Tax and your share portfolio


When it comes to investment objectives, people have different priorities. Younger investors may focus on maximising returns, while older investors are often interested in preserving their capital over the long-term so it can provide for them through retirement and for future generations.

Depending on which investment strategies you adopt, the tax implications will be different. Here is some information on how tax may impact your share portfolio.

Negative gearing

An investment is negatively geared if it is purchased using borrowed funds and expenses related to owning the investment (for example interest on the borrowings) exceed the income it produces. Expenses that exceed income produced by the investment may be able to be claimed as a deduction against other assessable income.

While negative gearing is commonly used for investment properties, it can also be applied to other investments such as shares. We recommend you seek independent taxation advice and financial advice to confirm the risks and benefits of negative gearing before making any investment.

Tax deductibility of prepaid interest

Prepaid interest, or interest in advance, refers to fixing the interest rate on an investment loan, often at a discount, for 12 months and paying the interest normally incurred throughout the year as one upfront interest payment. Prepaid interest may be tax deductible depending on individual circumstances.

A tax deduction may arise for interest on borrowings to the extent the interest is incurred in gaining or producing assessable income (for example, interest on the money borrowed to acquire shares) and where there is a reasonable expectation that there will be assessable income which will exceed the interest expense. For prepaid expenses such as interest paid in advance, any tax deduction should generally be apportioned over the period the interest expense relates to, resulting in some of the prepaid interest expense being deductible in future income years. However, providing certain conditions are met, it may be possible to claim an immediate tax deduction for interest that is prepaid up to 12 months in advance.

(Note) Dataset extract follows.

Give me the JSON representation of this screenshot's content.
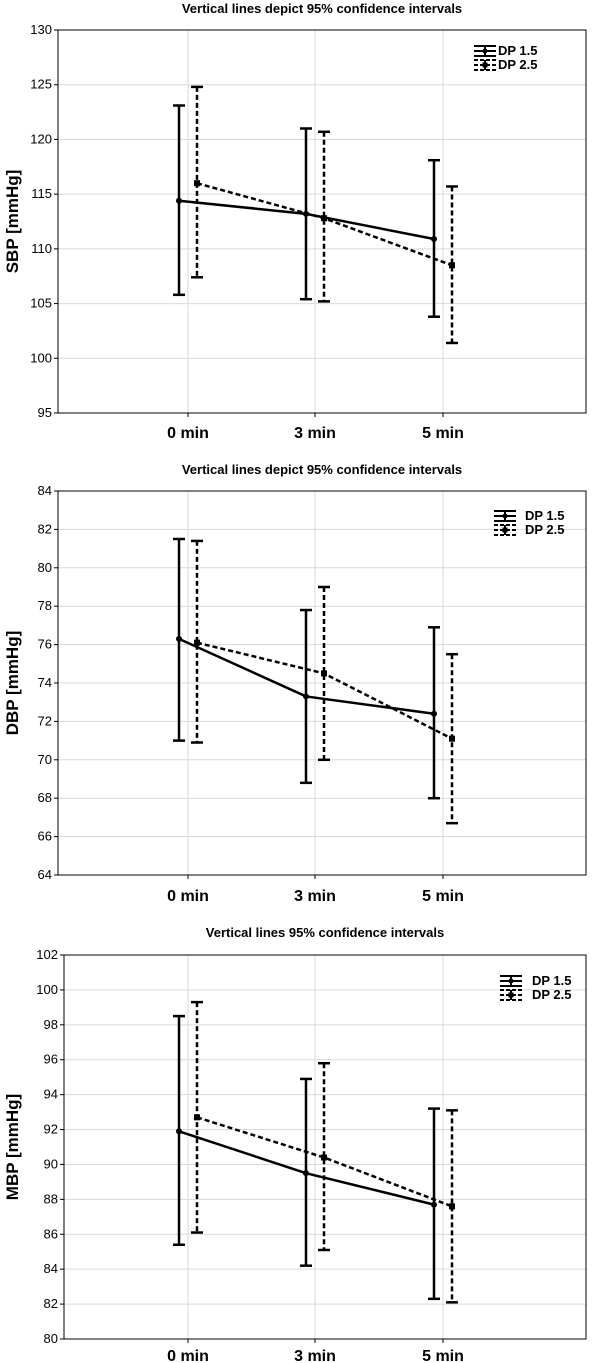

Investing in shares with fully franked dividend

Investments in shares provide investors the opportunity to achieve both income, in the form of dividends, and capital growth. Many Australian companies offer franked dividend, which means that in addition to the dividend paid, the shareholder may also receive a credit (called a franking credit) for the tax already paid by the company in Australia. Australian tax resident investors who are eligible, may use these franking credits to reduce tax payable on their income.

Worked example

Let's look at the potential tax consequences of a negatively geared investment portfolio. Tom had $300,000 invested in shares, which he purchased using a margin loan of $240,000. His interest expense on the margin loan, at 8 per cent per annum, would be $19,200 (representing 12 months of interest). If Tom prepaid the interest for the next 12 months, he may be able to claim a tax deduction in the year of payment.

If Tom's investment provides franked dividends of $12,000 a year, and his franking credit entitlement is $4,000, his assessable income from his investments would be $16,000 (as both the dividend and franking credit are included in assessable income). The investment would therefore have a net “loss” (for tax purposes) of $3,200 (that is, the $16,000 assessable income less the $19,200 interest deduction), which he may be able to deduct against other assessable income. Tom may be able to use the franking credits of $4,000 to offset tax payable in respect of his net taxable income.